Graciela Domínguez queda como figura interina
El Congreso de Sinaloa designó a Graciela Domínguez Nava como gobernadora interina, con la responsabilidad de conducir el estado hasta el final del periodo constitucional en 2027. Su nombramiento permitió ordenar temporalmente la administración después de la segunda licencia solicitada por Rocha Moya.
Domínguez también había sido mencionada entre los perfiles vinculados al proceso interno de Morena. Su llegada al gobierno estatal despejó el camino para que Imelda Castro concentre la disputa partidista por la candidatura.
La nueva gobernadora interina cuenta con experiencia legislativa y administrativa, pero su papel será observado bajo una presión política considerable. Tendrá que garantizar la continuidad de los servicios públicos, mantener la relación con el Gobierno federal y evitar que la administración se convierta en una plataforma electoral abierta.
La designación también expone la tensión entre dos necesidades del partido. Morena requiere estabilidad institucional en Sinaloa, pero al mismo tiempo debe construir una candidatura competitiva antes de que la crisis de Rocha Moya se convierta en el tema dominante de la elección de 2027.
Morena busca cerrar una etapa sin rendir cuentas
La eventual candidatura de Imelda Castro no elimina las preguntas sobre la responsabilidad política de Morena en la crisis sinaloense. El partido respaldó durante años a Rocha Moya y permitió que continuara en el cargo mientras crecían las acusaciones sobre sus presuntos vínculos con organizaciones criminales.
El Gobierno de Sheinbaum ha rechazado la solicitud de extradición planteada por Estados Unidos al considerar que no existían pruebas suficientes.

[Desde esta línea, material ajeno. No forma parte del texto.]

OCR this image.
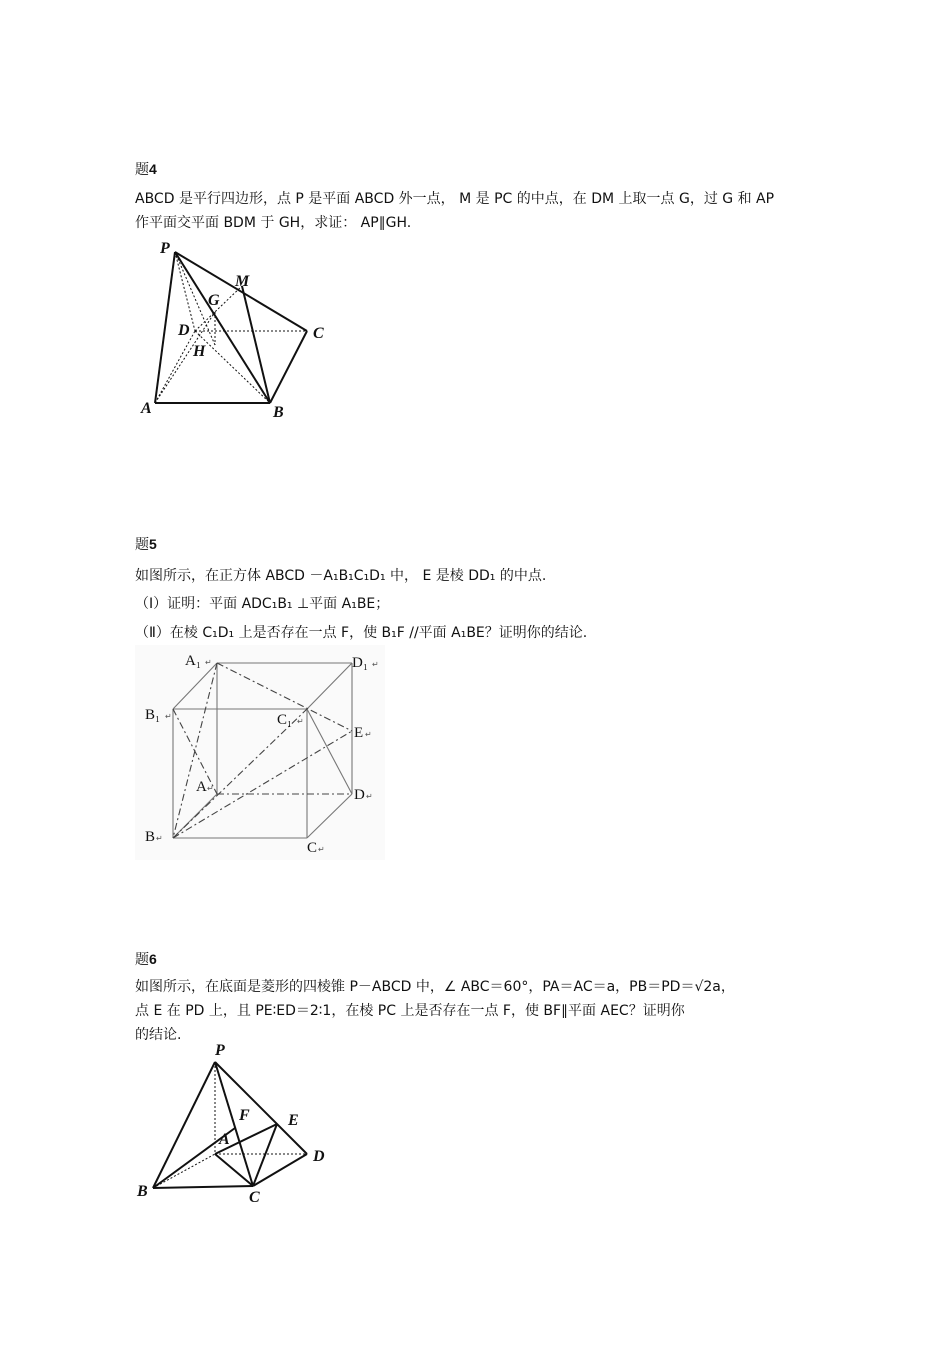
题4
ABCD 是平行四边形，点 P 是平面 ABCD 外一点， M 是 PC 的中点，在 DM 上取一点 G，过 G 和 AP
作平面交平面 BDM 于 GH，求证： AP∥GH.
P
M
G
D	C
H
A	B
题5
如图所示，在正方体 ABCD －A₁B₁C₁D₁ 中， E 是棱 DD₁ 的中点.
（Ⅰ）证明：平面 ADC₁B₁ ⊥平面 A₁BE；
（Ⅱ）在棱 C₁D₁ 上是否存在一点 F，使 B₁F //平面 A₁BE？证明你的结论.
A₁ ↵	D₁ ↵
B₁ ↵	C₁ ↵
E ↵
A ↵	D ↵
B ↵
C ↵
题6
如图所示，在底面是菱形的四棱锥 P－ABCD 中，∠ ABC＝60°，PA＝AC＝a，PB＝PD＝√2a，
点 E 在 PD 上，且 PE∶ED＝2∶1，在棱 PC 上是否存在一点 F，使 BF∥平面 AEC？证明你
的结论.
P
F E
A
D
B	C
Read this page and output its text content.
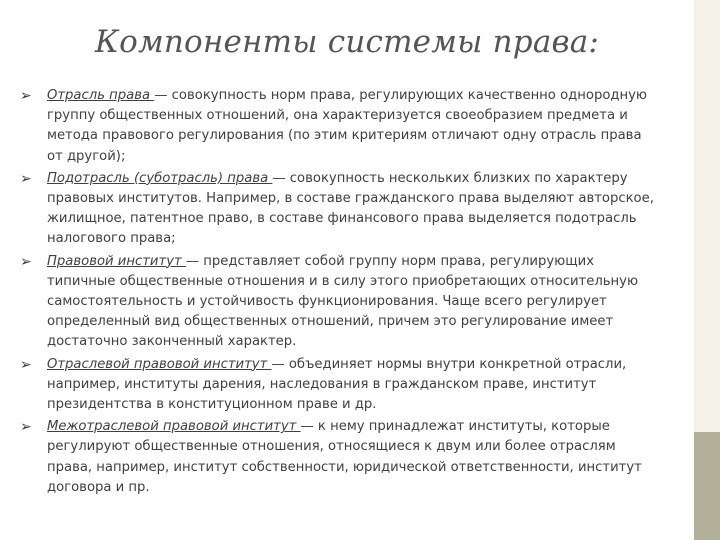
Компоненты системы права:
➢ Отрасль права — совокупность норм права, регулирующих качественно однородную группу общественных отношений, она характеризуется своеобразием предмета и метода правового регулирования (по этим критериям отличают одну отрасль права от другой);
➢ Подотрасль (суботрасль) права — совокупность нескольких близких по характеру правовых институтов. Например, в составе гражданского права выделяют авторское, жилищное, патентное право, в составе финансового права выделяется подотрасль налогового права;
➢ Правовой институт — представляет собой группу норм права, регулирующих типичные общественные отношения и в силу этого приобретающих относительную самостоятельность и устойчивость функционирования. Чаще всего регулирует определенный вид общественных отношений, причем это регулирование имеет достаточно законченный характер.
➢ Отраслевой правовой институт — объединяет нормы внутри конкретной отрасли, например, институты дарения, наследования в гражданском праве, институт президентства в конституционном праве и др.
➢ Межотраслевой правовой институт — к нему принадлежат институты, которые регулируют общественные отношения, относящиеся к двум или более отраслям права, например, институт собственности, юридической ответственности, институт договора и пр.
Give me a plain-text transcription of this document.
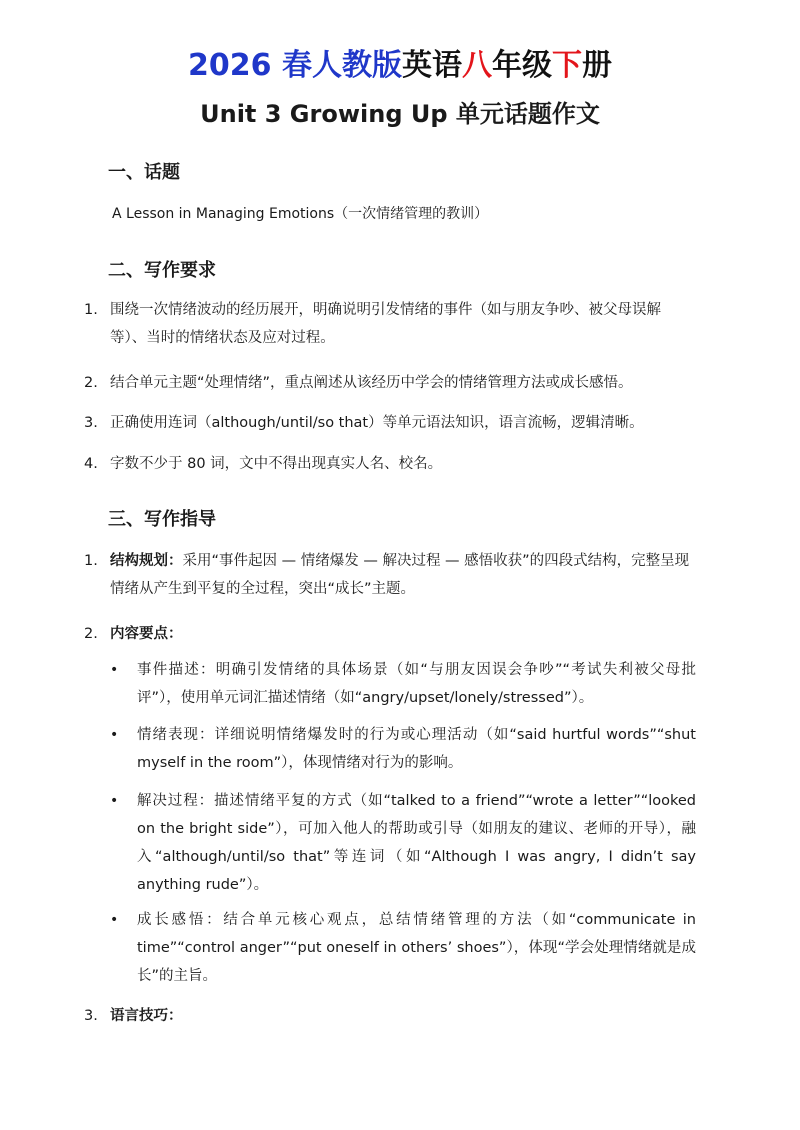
2026 春人教版英语八年级下册
Unit 3 Growing Up 单元话题作文
一、话题
A Lesson in Managing Emotions（一次情绪管理的教训）
二、写作要求
1. 围绕一次情绪波动的经历展开，明确说明引发情绪的事件（如与朋友争吵、被父母误解等）、当时的情绪状态及应对过程。
2. 结合单元主题“处理情绪”，重点阐述从该经历中学会的情绪管理方法或成长感悟。
3. 正确使用连词（although/until/so that）等单元语法知识，语言流畅，逻辑清晰。
4. 字数不少于 80 词，文中不得出现真实人名、校名。
三、写作指导
1. 结构规划：采用“事件起因 — 情绪爆发 — 解决过程 — 感悟收获”的四段式结构，完整呈现情绪从产生到平复的全过程，突出“成长”主题。
2. 内容要点：
• 事件描述：明确引发情绪的具体场景（如“与朋友因误会争吵”“考试失利被父母批评”），使用单元词汇描述情绪（如“angry/upset/lonely/stressed”）。
• 情绪表现：详细说明情绪爆发时的行为或心理活动（如“said hurtful words”“shut myself in the room”），体现情绪对行为的影响。
• 解决过程：描述情绪平复的方式（如“talked to a friend”“wrote a letter”“looked on the bright side”），可加入他人的帮助或引导（如朋友的建议、老师的开导），融入“although/until/so that”等连词（如“Although I was angry, I didn’t say anything rude”）。
• 成长感悟：结合单元核心观点，总结情绪管理的方法（如“communicate in time”“control anger”“put oneself in others’ shoes”），体现“学会处理情绪就是成长”的主旨。
3. 语言技巧：
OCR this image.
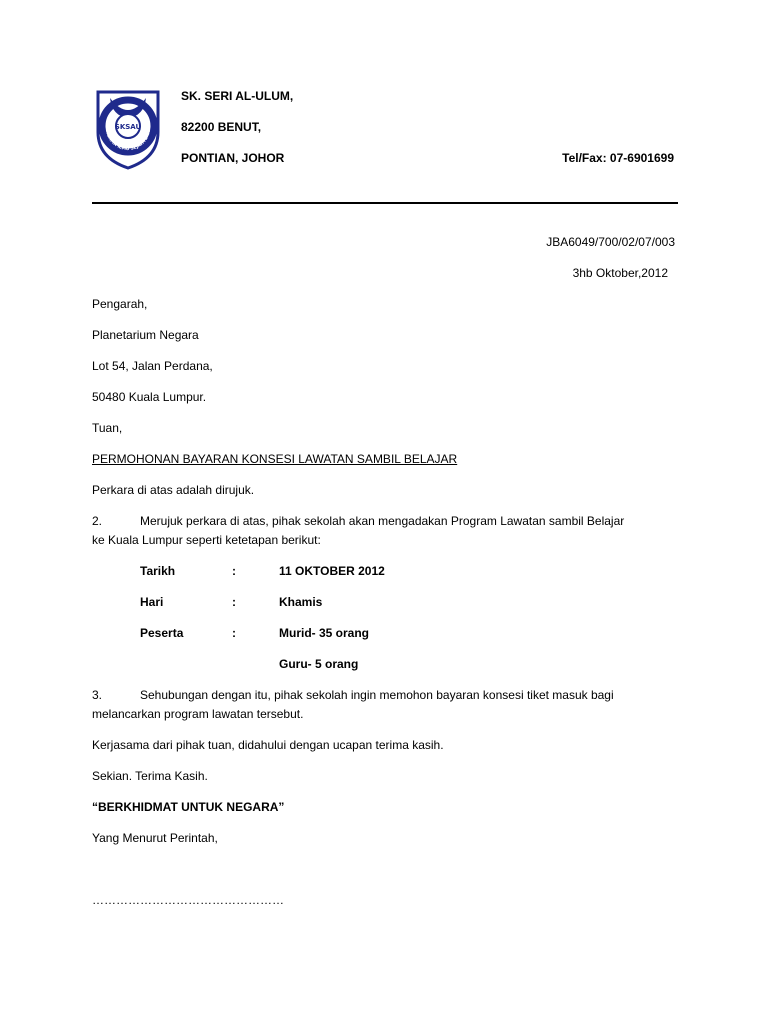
SKSAU
AGAMA ILMU SEJAHTERA
SK. SERI AL-ULUM,
82200 BENUT,
PONTIAN, JOHOR	Tel/Fax: 07-6901699
JBA6049/700/02/07/003
3hb Oktober,2012
Pengarah,
Planetarium Negara
Lot 54, Jalan Perdana,
50480 Kuala Lumpur.
Tuan,
PERMOHONAN BAYARAN KONSESI LAWATAN SAMBIL BELAJAR
Perkara di atas adalah dirujuk.
2.	Merujuk perkara di atas, pihak sekolah akan mengadakan Program Lawatan sambil Belajar
ke Kuala Lumpur seperti ketetapan berikut:
Tarikh	:	11 OKTOBER 2012
Hari	:	Khamis
Peserta	:	Murid- 35 orang
Guru- 5 orang
3.	Sehubungan dengan itu, pihak sekolah ingin memohon bayaran konsesi tiket masuk bagi
melancarkan program lawatan tersebut.
Kerjasama dari pihak tuan, didahului dengan ucapan terima kasih.
Sekian. Terima Kasih.
“BERKHIDMAT UNTUK NEGARA”
Yang Menurut Perintah,
…………………………………………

A la vez, ha respaldado que las investigaciones continúen en México, una postura que busca defender la soberanía nacional sin asumir públicamente la inocencia definitiva del gobernador.
La dificultad consiste en demostrar que el cambio de candidata responde a una revisión política real y no solo a una estrategia para contener el escándalo. Si Imelda Castro es presentada como la solución, Morena tendrá que explicar qué falló durante la administración anterior y qué mecanismos aplicará para impedir que las redes partidistas vuelvan a confundirse con estructuras de poder local.
La oposición intentará convertir la sucesión en un plebiscito sobre el rochismo y sobre la relación entre Morena y los grupos políticos señalados por sus presuntos nexos con el crimen organizado. El partido oficialista conserva una posición competitiva en Sinaloa, pero llegará a 2027 con una fractura interna difícil de ocultar.
La candidatura todavía enfrenta riesgos
Imelda Castro podría recibir el respaldo de la dirigencia nacional y de la presidenta Sheinbaum, pero aún tendrá que atravesar el proceso formal de selección. En la contienda interna permanecen otros perfiles con presencia territorial y vínculos propios dentro de Morena.
Su principal desafío será construir una imagen de renovación sin romper con la estructura que le ha permitido al partido conservar el poder. También deberá convencer a los votantes de que su candidatura no es únicamente una operación de control interno diseñada para cerrar el expediente político de Rocha Moya.
Morena apuesta por Imelda Castro para pasar página, pero la sucesión de Sinaloa no será definida solo por el nombre de la candidata. La elección estará marcada por la violencia, las investigaciones, la actuación del Gobierno federal y la capacidad del partido para responder a una pregunta que todavía sigue abierta: quién permitió que el rochismo llegara tan lejos.
Pensando en México
El caso de Sinaloa muestra cómo los partidos pueden intentar resolver una crisis de legitimidad mediante un relevo controlado, sin que eso implique esclarecer todas las responsabilidades previas. Para México, la designación de Imelda Castro será una prueba sobre la capacidad de Morena para separar la disciplina partidista de la rendición de cuentas. ¿Puede un cambio de candidata cerrar una etapa política sin investigar a fondo cómo comenzó?